Dar forma a uma boa intenção literária requer um exercício de desprendimento pois o audiovisual já impõe muitas idéias para querer também impor lições. Quando isso acontece, o artificialismo didático acaba por enfraquecer um resultado.
Esta aí o grande problema do mais novo fenômeno de bilheteria do cinema nacional Nosso Lar, de Wagner de Assis. Baseado em livro psicografado por Chico Xavier, o filme acompanha a trajetória de redenção espiritual de André Luiz, um médico que teve uma vida errônea de excessos e que quando morre, vê-se preso a uma dimensão chamada umbral, espécie de purgatório de almas, onde passa a rever toda a sua vida pelas vias do arrependimento. Essa desventura é apresentada de forma tão reverente à matriz literária que torna-se banal em suas próprias pretensões
O filme, de forma geral, evoca a síndrome de Paulo Coelho: uma obra recheada de boas intenções, mas que se propõe messiânica demais para dialogar com o espectador, tornando essa inter-relação um tanto infantilizada. O diretor – do fraquíssimo A cartomante - também não ajuda, deslumbrado demais com os efeitos especiais internacionais que ilustram a história. Efeitos esses que só comprovam essa infantilização conceitual do filme: a direção de arte mais parece com o mobiliário infantil da Casa da Barbie e pouco acrescenta ao enredo. E ainda não conseguiu estabelecer uma unidade cênica verossímil de seus atores, uma vez que o nível é bem irregular, tendo na atuação de seu protagonista, o ator Renato Pietro, sem um pingo de carisma, seu exemplo mais gritante.

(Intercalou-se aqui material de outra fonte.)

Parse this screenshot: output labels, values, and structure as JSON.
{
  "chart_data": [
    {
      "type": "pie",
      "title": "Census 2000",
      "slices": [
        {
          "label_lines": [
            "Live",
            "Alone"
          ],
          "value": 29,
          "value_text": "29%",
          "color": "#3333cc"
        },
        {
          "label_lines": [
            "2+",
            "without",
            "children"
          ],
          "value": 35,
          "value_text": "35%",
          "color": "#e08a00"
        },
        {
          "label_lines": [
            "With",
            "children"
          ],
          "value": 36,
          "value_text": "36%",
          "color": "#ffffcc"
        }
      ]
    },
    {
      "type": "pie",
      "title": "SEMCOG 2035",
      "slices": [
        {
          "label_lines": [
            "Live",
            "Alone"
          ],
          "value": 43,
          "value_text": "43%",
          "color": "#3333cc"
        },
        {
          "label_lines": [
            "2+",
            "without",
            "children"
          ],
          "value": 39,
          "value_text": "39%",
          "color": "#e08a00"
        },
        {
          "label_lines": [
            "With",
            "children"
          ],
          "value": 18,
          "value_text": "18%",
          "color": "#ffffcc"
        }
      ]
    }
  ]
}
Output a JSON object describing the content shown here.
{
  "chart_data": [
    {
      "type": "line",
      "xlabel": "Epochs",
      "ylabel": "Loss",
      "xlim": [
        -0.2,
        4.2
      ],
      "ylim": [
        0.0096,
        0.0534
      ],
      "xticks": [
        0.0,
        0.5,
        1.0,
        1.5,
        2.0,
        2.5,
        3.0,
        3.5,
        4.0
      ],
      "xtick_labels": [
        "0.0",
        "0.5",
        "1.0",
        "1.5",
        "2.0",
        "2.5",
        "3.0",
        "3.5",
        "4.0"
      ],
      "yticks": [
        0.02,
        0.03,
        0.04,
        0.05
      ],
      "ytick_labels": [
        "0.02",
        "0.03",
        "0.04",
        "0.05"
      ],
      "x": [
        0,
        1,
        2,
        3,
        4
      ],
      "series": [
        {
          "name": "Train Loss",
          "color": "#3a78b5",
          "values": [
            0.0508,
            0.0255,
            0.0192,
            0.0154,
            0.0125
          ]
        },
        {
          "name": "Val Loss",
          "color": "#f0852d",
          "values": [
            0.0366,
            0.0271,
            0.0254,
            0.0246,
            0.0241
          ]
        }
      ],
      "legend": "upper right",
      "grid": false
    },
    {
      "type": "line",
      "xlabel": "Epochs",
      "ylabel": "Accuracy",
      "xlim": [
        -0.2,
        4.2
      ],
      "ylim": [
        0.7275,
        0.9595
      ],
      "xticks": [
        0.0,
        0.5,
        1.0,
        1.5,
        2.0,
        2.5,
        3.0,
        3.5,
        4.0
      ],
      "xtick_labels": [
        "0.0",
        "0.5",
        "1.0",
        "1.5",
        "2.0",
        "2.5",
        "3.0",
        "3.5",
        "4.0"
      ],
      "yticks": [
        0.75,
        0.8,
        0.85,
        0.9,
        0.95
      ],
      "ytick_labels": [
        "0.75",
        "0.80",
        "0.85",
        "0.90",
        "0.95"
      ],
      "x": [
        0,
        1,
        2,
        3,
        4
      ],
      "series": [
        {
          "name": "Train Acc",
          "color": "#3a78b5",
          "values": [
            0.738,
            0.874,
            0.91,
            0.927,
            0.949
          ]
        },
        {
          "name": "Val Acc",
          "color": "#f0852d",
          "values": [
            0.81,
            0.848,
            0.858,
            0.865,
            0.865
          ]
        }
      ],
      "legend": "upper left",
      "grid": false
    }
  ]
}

Aos que conseguirem dissociá-lo de sua premissa religiosa e analisá-lo apenas como produto cinematográfico verá que o resultado mais parece àqueles vídeos institucionais para conferências espíritas e não um filme ao qual se agregue valores de uma crença
Ainda que conte com eficiente trilha de Philip Glass, que fez trabalhos memoráveis em filmes, como a obra-prima As Horas, Nosso lar só reforça sua incapacidade de dimensionar sua mensagem (ou seria sermão?) para além da banalidade evangelizadora. Como se o espectador, para refletir, precisasse de uma cartilha e não de uma análise do que vê. Ora, mas não é assim que a obra de Paulo Coelho é absorvida?